The officer, who had spent hours last autumn drilling holes and installing cedar panels in his four-by-four apartment closet, had once crawled headfirst down a broken sewer pipe in ninety-degree weather to rescue a four-year-old boy who had fallen in and broken his leg, all without breaking a sweat. Yet he found himself laboring for breath less than a minute after climbing down a bank covered with thistles and timothy off Schoolcraft Road. The growth, flattened somewhat by an earlier snowfall and winterkilled yellow, was thick, and he had to stand on tiptoe and fill his lungs with cold air before he could steel himself to go on.

He blamed the condition on fishing vacations with his Uncle Anthony, a lifelong urbanite who equated the wilderness with emancipation. Come the doldrums between wrestling’s busy spring season and the fall start-up, he would bundle nephew and tackle into the car at 4:00
A.M.
and takeoff for some northern lake or river that could only be reached by a long trek down a tangled bank. By the time they got to the water, young Charlie would be bleeding from a dozen thorn-scratches, bumpy with insect bites, and itching from poison ivy. In the heat of day the atmosphere became tropical. When the pair started home at sunset, battling their way back through the undergrowth, the air would be as thick as meringue. Invariably fears of suffocation forced the boy to claw through the last few yards of weeds in a panic, gasping for the oxygen and monoxide of the highway.

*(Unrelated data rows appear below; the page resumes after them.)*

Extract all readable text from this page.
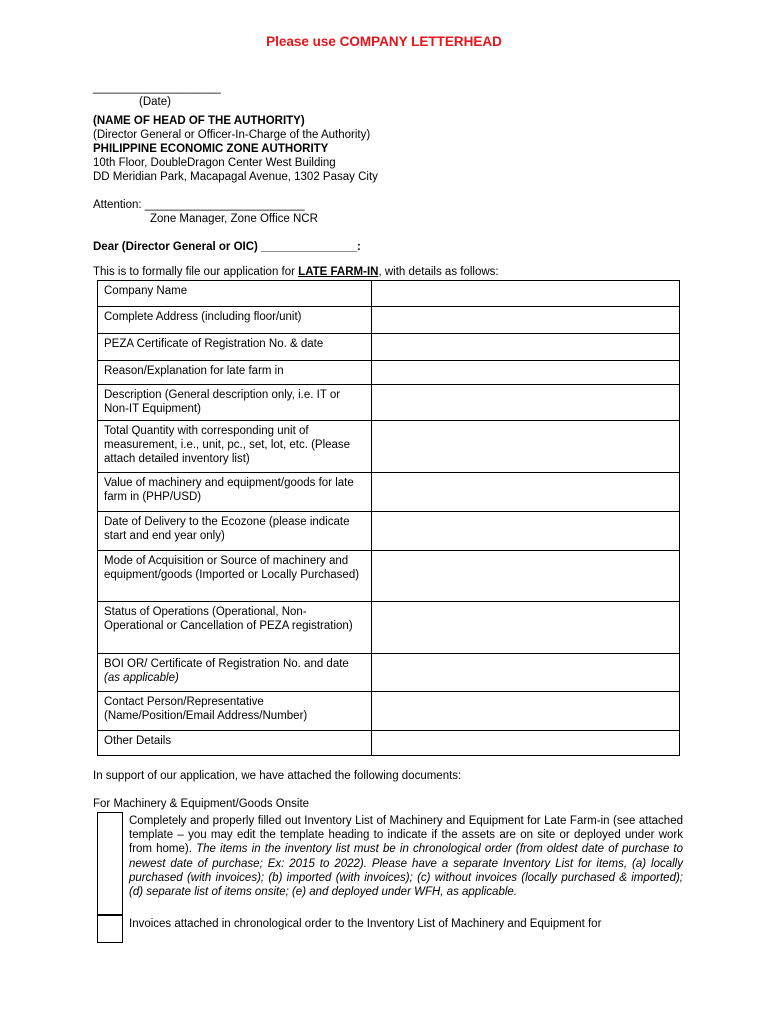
Please use COMPANY LETTERHEAD
____________________
(Date)
(NAME OF HEAD OF THE AUTHORITY)
(Director General or Officer-In-Charge of the Authority)
PHILIPPINE ECONOMIC ZONE AUTHORITY
10th Floor, DoubleDragon Center West Building
DD Meridian Park, Macapagal Avenue, 1302 Pasay City
Attention: _________________________
Zone Manager, Zone Office NCR
Dear (Director General or OIC) _______________:
This is to formally file our application for LATE FARM-IN, with details as follows:
Company Name	
Complete Address (including floor/unit)	
PEZA Certificate of Registration No. & date	
Reason/Explanation for late farm in	
Description (General description only, i.e. IT or Non-IT Equipment)	
Total Quantity with corresponding unit of measurement, i.e., unit, pc., set, lot, etc. (Please attach detailed inventory list)	
Value of machinery and equipment/goods for late farm in (PHP/USD)	
Date of Delivery to the Ecozone (please indicate start and end year only)	
Mode of Acquisition or Source of machinery and equipment/goods (Imported or Locally Purchased)	
Status of Operations (Operational, Non-Operational or Cancellation of PEZA registration)	
BOI OR/ Certificate of Registration No. and date (as applicable)	
Contact Person/Representative (Name/Position/Email Address/Number)	
Other Details	
In support of our application, we have attached the following documents:
For Machinery & Equipment/Goods Onsite
	Completely and properly filled out Inventory List of Machinery and Equipment for Late Farm-in (see attached template – you may edit the template heading to indicate if the assets are on site or deployed under work from home). The items in the inventory list must be in chronological order (from oldest date of purchase to newest date of purchase; Ex: 2015 to 2022). Please have a separate Inventory List for items, (a) locally purchased (with invoices); (b) imported (with invoices); (c) without invoices (locally purchased & imported); (d) separate list of items onsite; (e) and deployed under WFH, as applicable.

	Invoices attached in chronological order to the Inventory List of Machinery and Equipment for
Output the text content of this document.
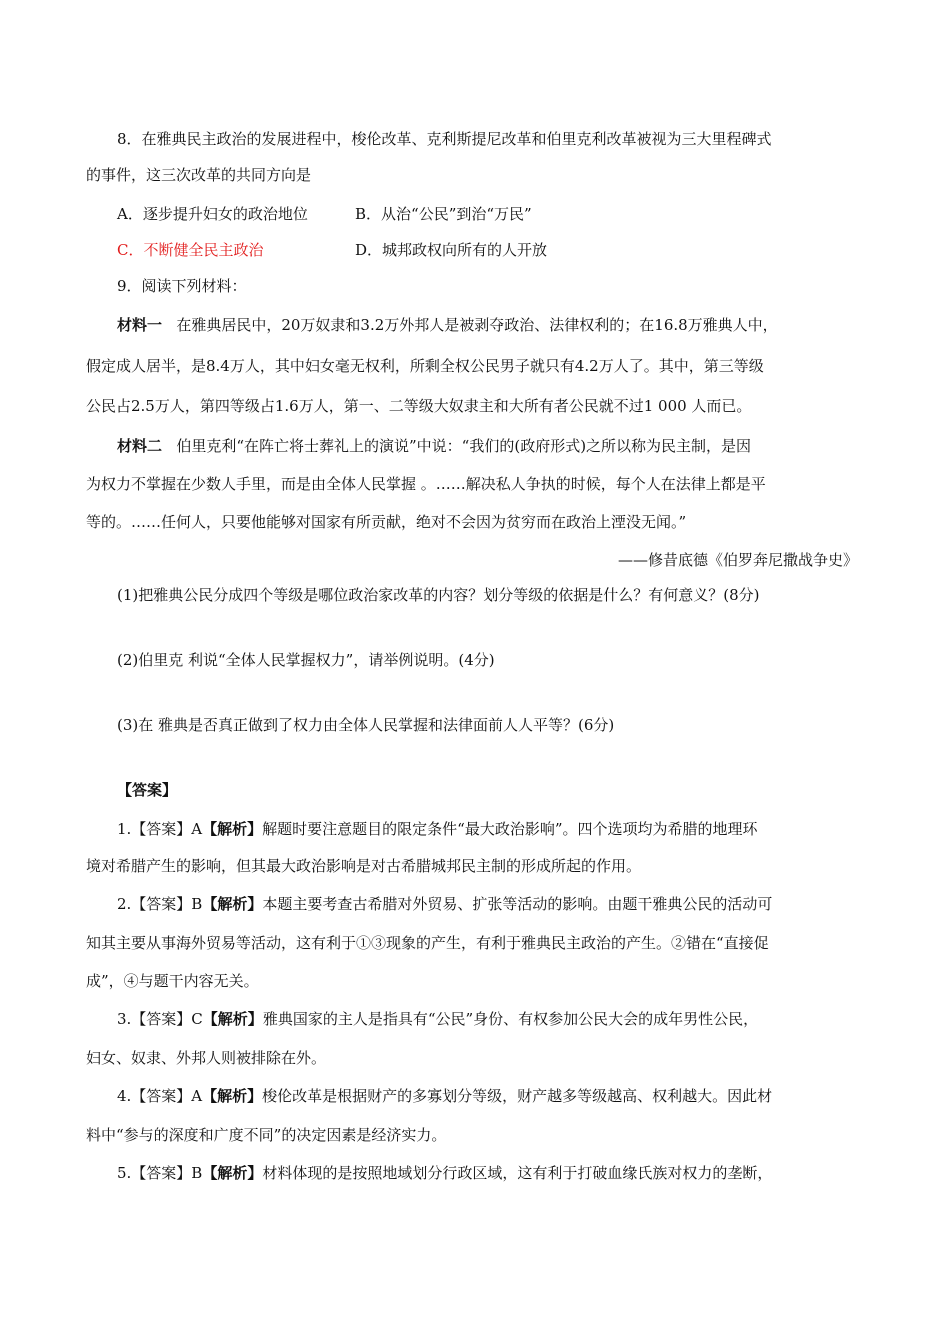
8．在雅典民主政治的发展进程中，梭伦改革、克利斯提尼改革和伯里克利改革被视为三大里程碑式
的事件，这三次改革的共同方向是
A．逐步提升妇女的政治地位	B．从治“公民”到治“万民”
C．不断健全民主政治	D．城邦政权向所有的人开放
9．阅读下列材料：
材料一 在雅典居民中，20万奴隶和3.2万外邦人是被剥夺政治、法律权利的；在16.8万雅典人中，
假定成人居半，是8.4万人，其中妇女毫无权利，所剩全权公民男子就只有4.2万人了。其中，第三等级
公民占2.5万人，第四等级占1.6万人，第一、二等级大奴隶主和大所有者公民就不过1 000 人而已。
材料二 伯里克利“在阵亡将士葬礼上的演说”中说：“我们的(政府形式)之所以称为民主制，是因
为权力不掌握在少数人手里，而是由全体人民掌握 。……解决私人争执的时候，每个人在法律上都是平
等的。……任何人，只要他能够对国家有所贡献，绝对不会因为贫穷而在政治上湮没无闻。”
——修昔底德《伯罗奔尼撒战争史》
(1)把雅典公民分成四个等级是哪位政治家改革的内容？划分等级的依据是什么？有何意义？(8分)
(2)伯里克 利说“全体人民掌握权力”，请举例说明。(4分)
(3)在 雅典是否真正做到了权力由全体人民掌握和法律面前人人平等？(6分)
【答案】
1.【答案】A【解析】解题时要注意题目的限定条件“最大政治影响”。四个选项均为希腊的地理环
境对希腊产生的影响，但其最大政治影响是对古希腊城邦民主制的形成所起的作用。
2.【答案】B【解析】本题主要考查古希腊对外贸易、扩张等活动的影响。由题干雅典公民的活动可
知其主要从事海外贸易等活动，这有利于①③现象的产生，有利于雅典民主政治的产生。②错在“直接促
成”，④与题干内容无关。
3.【答案】C【解析】雅典国家的主人是指具有“公民”身份、有权参加公民大会的成年男性公民，
妇女、奴隶、外邦人则被排除在外。
4.【答案】A【解析】梭伦改革是根据财产的多寡划分等级，财产越多等级越高、权利越大。因此材
料中“参与的深度和广度不同”的决定因素是经济实力。
5.【答案】B【解析】材料体现的是按照地域划分行政区域，这有利于打破血缘氏族对权力的垄断，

But he was unwilling to disappoint his uncle, and in twenty years he never missed a fishing vacation. In time he grew to dread the approach of summer. And so he had not been as regretful as he felt he should have when Anthony’s deteriorating health caused them to give up the annual trip.

Now here he was again, and the absence of heat, mosquitoes, and noxious plants did little to lift that old sense of oppression. If anything, the knowledge of what awaited him at the base of the shallow slope contributed to it.

The January morning was all hard edges and pewter gray. The culvert, installed thirty years previously to prevent swamp runoff from covering the road, was chalky to the touch, the trickle that came through it frozen solid in a glinty braid. The usual detritus of cigarette filters, spent condoms, and Styrofoam Big Mac coffins was stuck fast to the ground. Even the vapor issuing from the throats of the five men standing near the mouth of the culvert seemed sluggish in the frost, curling spastically in a kind of stop-motion effect. Four of them were in uniform, but only two of the uniforms belonged to the city.

“Charlie, I almost didn’t recognize you out of the bluebag.” The officer who came partway up the bank to shake his gloved hand was black, and even bulkier-looking than usual in winter issue with a pile-trimmed collar and earflaps on his cap. Matt Kellog of the Public Vehicle Bureau was always fighting to keep his weight below the department maximum.